First of all, you’ll likely not be one of the 2% that uses a lot of resources. The vast majority of our accounts, regardless of what they’re paying for, never see more usage in space and bandwidth than would fit in a Junior. Second, if you are, your site is likely robust and will process a lot – and you will slow down a server because you’re hogging all the CPU and Memory before you ever get within eyeball distance of any of those allotments that these companies are selling you. They simply don’t exist. They’re not real. It’s a bill of goods. Disk space and bandwidth on these supercharged accounts are totally and completely meaningless. It’s a marketing technique, nothing more. It’s a marketing technique that works because people don’t know.
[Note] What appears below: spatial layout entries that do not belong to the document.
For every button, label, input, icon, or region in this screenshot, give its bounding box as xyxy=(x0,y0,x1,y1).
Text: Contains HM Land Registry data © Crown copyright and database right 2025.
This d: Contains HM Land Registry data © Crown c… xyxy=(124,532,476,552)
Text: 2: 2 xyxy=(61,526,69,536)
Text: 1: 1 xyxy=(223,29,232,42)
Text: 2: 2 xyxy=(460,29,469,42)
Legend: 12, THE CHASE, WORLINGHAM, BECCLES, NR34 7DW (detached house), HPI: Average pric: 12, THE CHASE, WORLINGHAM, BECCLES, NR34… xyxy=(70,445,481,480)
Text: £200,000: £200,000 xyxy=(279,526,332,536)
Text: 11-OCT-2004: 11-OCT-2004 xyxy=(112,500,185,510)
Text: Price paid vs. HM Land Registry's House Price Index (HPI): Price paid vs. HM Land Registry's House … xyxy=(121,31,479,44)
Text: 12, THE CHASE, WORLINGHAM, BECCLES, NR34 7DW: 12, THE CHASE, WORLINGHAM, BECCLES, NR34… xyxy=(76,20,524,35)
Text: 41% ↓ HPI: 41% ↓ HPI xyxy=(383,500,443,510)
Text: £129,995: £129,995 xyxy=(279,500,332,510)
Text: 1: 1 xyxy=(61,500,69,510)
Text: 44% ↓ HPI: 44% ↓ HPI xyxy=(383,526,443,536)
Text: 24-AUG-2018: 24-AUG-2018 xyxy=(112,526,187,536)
I think I’m just old school. I believed all that morality crap that they taught me when I was growing up – don’t trick people. Don’t lie to them. Don’t mislead. Don’t be dishonest. Do what you say you’re going to do – at the core of it, all of these account allotments that are being offered drive me crazy because they only work because of one person’s ignorance, and another person being willing to take advantage of that person’s ignorance.

I just hate that.

I have podcast sites serving 100 Gigabytes a month that the server barely notices is there. I have WordPress sites serving 35 Gigabytes a month that show up in my “Top Ten Resource Users of the Day” list. People don’t yet know that it doesn’t matter how many gigs they serve, and that it really is hard to pack files in a site in Gigs, that what matters is how much they process, and that can’t be quantified – most hosts won’t quantify it. You don’t know – you find out when you get the email from the host saying that they have been the sole determining decider that your site has to go (off completely, or to a server).
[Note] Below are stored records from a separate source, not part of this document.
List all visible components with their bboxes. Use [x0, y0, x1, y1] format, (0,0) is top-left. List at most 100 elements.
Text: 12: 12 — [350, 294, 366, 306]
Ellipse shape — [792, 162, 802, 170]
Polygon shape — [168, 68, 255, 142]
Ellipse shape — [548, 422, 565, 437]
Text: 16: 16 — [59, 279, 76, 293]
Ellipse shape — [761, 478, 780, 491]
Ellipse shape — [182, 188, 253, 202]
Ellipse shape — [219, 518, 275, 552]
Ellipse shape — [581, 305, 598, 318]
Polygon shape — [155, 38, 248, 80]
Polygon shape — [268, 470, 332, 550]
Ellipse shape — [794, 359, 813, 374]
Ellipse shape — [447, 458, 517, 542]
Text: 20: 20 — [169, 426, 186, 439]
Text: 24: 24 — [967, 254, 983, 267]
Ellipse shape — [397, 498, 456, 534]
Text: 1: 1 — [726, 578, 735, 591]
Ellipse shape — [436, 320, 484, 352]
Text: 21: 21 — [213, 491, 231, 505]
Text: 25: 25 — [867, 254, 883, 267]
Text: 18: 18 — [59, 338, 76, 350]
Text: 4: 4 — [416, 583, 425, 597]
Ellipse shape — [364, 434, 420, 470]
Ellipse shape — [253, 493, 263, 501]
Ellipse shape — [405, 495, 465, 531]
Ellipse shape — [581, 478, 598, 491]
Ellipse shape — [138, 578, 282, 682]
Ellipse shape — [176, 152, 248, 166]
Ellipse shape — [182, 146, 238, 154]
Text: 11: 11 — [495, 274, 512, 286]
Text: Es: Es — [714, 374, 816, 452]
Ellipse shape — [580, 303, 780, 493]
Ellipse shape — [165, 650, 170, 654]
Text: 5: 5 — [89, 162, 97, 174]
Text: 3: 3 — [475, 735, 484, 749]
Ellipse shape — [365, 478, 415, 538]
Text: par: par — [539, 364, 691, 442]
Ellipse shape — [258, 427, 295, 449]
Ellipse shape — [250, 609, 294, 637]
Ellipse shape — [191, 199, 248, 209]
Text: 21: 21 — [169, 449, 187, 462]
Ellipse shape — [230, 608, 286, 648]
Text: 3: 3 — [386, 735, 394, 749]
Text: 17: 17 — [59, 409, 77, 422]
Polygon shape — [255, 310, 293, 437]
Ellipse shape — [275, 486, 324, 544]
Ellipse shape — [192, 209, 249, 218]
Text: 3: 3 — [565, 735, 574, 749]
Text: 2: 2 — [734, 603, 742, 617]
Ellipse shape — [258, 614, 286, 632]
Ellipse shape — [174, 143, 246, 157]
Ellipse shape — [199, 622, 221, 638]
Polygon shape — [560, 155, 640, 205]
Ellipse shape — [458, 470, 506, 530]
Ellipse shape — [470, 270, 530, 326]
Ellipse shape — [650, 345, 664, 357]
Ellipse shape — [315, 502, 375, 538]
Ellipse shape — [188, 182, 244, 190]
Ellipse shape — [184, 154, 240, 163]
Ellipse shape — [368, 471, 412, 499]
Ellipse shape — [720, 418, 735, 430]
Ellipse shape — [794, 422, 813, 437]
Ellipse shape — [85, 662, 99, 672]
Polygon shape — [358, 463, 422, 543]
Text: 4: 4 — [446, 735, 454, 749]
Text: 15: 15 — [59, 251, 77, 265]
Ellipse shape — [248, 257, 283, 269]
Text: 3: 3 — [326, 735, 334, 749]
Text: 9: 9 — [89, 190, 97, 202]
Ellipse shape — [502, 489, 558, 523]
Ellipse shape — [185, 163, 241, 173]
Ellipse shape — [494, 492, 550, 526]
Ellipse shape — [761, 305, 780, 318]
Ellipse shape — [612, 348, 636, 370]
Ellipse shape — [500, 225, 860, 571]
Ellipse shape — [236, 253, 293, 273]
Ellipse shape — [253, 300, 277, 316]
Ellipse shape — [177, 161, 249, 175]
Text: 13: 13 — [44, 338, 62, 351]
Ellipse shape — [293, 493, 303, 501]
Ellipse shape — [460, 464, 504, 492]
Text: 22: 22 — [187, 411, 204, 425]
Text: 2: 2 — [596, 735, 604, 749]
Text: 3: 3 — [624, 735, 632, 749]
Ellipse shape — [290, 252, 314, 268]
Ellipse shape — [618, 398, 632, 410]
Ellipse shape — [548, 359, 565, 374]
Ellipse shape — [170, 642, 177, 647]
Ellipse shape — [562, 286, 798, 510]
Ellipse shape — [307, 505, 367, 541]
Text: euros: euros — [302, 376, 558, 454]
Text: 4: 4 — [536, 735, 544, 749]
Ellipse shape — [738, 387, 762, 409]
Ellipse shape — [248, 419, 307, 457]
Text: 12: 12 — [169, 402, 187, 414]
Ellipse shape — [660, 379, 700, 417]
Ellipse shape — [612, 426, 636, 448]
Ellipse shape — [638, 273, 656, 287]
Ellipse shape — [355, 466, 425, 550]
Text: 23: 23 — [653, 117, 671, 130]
And your first thought is “But I’m nowhere near the Terrabye of Bandwidth!”. Yeah, and you were never getting there, either.

It seems unfair to me that popular sites get nuked based on something they cannot see, and that so many hosts deliberately refuse to define. We may be one of the only hosts that have chosen to define cpu, memory, and mysql usage per account in our Terms of Service. It seems unfair that “regular” users base their site’s health on how close they are to their bandwidth limit when that number is meaningless regarding how many resources they’re taking up. Sites don’t get shut down for serving too much bandwidth – they get shut down for using too many resources.

And that’s a number that NONE of these gazillion terrbyte $7 accounts will give you. You can’t see it coming, you can’t feel it coming, and there’s no way you’ll know until it hits you. You’ll think that you can because of those handy dandy graphics in your control panel telling you that you still have another three gazillion terrabytes left. You’ll be wrong.

So, we’re probably going to stay small because we’re not going to go there. To all the people rushing to get their $7 accounts with more bandwidth and disk space than my $600/m servers, we’ll be too expensive, too little for too much money when compared to the leaders in the industry, and we’ll continue to only get clients based on word of mouth because we’re all old school and don’t buy our way onto top ten lists or hire minions to post fake reviews.

Ok, there was that one time, but we didn’t get any orders from it, I swear.

I’m ok being old school – I’m ok just offering a good product for a good price, growing slowly because our clients tell their friends, only advertising by donating free sites to non-profits who kindly stick a button on their site, paying affiliates a token instead of a bribe. I’m very comfortable with the fact that what I say you can use, you can really use, and it’s not a deceptive trick just to get you here (and likewise, I’m ok when you go somewhere else because it’s not what you want and you’d rather pay a few bucks for a gazillion terrabytes of bandwidth you’ll never use). I’m glad that our bandwidth allotments are actually a good indication of how far you can take your site in this environment, in my opinion and in my experience.

The web hosting industry is, admittedly, an entertaining animal. I think considering what it takes to get to the top, I’m happy DrakNet’s existing quietly somewhere near the lower-middle.